Figure 8.

Determination of action mechanism of Mito-FF in relation with ROS and p53. (A) Immunofluorescent staining of p53 in Huh-S/R cells before and after sorafenib treatment. Following sorafenib treatment to Huh7-S cells, there was an increase in the percentage of cells with positive nuclear staining for p53; following sorafenib to Huh7-S cells, there was not. (B) Immunofluorescent staining of p53 in Huh-S/R cells before and after Mito-FF treatment.

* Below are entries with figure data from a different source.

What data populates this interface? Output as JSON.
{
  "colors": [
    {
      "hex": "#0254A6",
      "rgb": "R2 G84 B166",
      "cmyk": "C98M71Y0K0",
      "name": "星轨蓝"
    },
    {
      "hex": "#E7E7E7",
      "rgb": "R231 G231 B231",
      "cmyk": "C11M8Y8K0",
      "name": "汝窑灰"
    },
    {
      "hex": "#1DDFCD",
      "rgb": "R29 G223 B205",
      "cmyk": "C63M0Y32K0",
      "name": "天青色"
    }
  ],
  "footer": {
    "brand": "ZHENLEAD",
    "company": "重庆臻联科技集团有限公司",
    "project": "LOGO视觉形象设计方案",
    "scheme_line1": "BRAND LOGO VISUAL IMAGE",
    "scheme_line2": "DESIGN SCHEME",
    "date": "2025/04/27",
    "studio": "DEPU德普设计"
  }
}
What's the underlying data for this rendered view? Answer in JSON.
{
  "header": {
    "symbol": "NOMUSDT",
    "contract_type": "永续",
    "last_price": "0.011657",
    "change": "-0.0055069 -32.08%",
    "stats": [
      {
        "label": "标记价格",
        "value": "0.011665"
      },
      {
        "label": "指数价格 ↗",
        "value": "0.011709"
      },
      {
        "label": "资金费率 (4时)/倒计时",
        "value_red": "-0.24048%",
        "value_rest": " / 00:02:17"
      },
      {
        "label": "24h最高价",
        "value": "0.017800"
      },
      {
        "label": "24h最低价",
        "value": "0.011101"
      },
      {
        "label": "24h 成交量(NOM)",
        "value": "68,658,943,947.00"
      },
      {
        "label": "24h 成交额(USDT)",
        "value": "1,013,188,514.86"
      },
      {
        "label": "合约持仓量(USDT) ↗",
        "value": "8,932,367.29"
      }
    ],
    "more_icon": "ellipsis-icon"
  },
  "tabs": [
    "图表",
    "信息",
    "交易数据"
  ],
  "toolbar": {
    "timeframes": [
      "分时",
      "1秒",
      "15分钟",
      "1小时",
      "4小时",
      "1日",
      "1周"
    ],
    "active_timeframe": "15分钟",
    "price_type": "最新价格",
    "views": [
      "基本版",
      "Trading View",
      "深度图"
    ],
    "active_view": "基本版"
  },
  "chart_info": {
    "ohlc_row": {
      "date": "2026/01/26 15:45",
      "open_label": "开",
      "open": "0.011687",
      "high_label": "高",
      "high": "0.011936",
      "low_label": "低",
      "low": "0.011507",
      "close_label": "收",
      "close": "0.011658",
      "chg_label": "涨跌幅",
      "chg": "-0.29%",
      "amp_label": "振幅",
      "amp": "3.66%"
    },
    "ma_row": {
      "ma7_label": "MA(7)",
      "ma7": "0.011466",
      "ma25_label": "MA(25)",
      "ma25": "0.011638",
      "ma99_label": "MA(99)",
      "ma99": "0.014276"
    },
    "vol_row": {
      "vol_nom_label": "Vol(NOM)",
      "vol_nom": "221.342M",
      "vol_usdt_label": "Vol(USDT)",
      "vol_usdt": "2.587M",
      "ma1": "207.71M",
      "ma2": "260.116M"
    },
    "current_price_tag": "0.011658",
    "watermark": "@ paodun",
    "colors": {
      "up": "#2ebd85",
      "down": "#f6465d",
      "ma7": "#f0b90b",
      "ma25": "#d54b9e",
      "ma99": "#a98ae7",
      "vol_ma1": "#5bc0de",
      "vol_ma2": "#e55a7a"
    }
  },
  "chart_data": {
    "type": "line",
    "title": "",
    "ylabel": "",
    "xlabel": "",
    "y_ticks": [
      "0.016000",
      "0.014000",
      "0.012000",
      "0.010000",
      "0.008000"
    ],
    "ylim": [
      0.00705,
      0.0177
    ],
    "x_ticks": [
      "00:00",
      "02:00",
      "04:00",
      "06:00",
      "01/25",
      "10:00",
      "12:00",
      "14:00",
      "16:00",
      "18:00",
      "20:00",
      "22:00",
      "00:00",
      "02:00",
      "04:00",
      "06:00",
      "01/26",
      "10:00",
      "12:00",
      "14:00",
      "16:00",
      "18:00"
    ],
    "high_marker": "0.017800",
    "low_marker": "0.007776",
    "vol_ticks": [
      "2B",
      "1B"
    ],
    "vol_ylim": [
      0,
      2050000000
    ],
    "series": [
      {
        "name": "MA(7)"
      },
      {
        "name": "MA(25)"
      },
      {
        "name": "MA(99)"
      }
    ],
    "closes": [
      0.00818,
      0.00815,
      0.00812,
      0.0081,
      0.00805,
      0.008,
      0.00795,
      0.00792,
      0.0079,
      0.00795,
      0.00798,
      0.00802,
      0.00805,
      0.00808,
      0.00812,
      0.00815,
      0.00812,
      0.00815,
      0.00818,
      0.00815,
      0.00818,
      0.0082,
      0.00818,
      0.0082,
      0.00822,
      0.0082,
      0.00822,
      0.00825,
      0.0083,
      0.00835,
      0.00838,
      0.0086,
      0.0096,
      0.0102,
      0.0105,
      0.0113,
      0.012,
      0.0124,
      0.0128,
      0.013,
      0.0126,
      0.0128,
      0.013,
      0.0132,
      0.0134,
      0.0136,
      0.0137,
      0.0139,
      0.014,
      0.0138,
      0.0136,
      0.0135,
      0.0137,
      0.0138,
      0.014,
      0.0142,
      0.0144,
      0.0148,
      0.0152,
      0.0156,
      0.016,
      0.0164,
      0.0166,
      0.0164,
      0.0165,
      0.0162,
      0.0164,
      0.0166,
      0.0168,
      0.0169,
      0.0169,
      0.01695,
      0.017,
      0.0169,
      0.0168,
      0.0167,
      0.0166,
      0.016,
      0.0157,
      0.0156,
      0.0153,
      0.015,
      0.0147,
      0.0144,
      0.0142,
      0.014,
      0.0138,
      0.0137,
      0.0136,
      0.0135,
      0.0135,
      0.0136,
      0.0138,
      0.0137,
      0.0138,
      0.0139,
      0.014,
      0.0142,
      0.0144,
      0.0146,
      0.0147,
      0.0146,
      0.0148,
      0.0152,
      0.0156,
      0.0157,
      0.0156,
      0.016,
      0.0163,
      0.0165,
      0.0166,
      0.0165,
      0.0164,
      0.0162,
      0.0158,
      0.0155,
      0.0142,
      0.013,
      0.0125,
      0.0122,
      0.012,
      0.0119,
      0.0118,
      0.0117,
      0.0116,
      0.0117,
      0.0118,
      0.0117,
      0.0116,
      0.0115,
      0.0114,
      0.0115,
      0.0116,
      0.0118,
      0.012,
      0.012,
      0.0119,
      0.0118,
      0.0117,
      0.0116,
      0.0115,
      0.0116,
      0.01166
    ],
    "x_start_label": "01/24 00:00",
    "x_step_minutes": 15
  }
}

There was an increase in the percentage of cells with positive nuclear staining for p53following Mito-FF treatment to both Huh7-S/R cells. (C) Possible mechanism of sorafenib and Mito-FF in relation with mitochondrial ROS and p53. Sorafenib treatment decreases AKT/ERK in Huh7-S cells and thus increases the expression of p53, cumulating in increasing apoptosis. Sorafenib treatment did not increase apoptosis in Huh7-R cells—because AKT/ERK was increased in Huh7-R cells and thus p53 was decreased. Treating Mito-FF to Huh7-S/R cells, leads to a significant increase of mitochondrial ROS, by way of evoking mitochondrial dysfunction due to the accumulation and self-assembly in the mitochondrial matrix, resulting in increased expression of p53, which prompts apoptosis.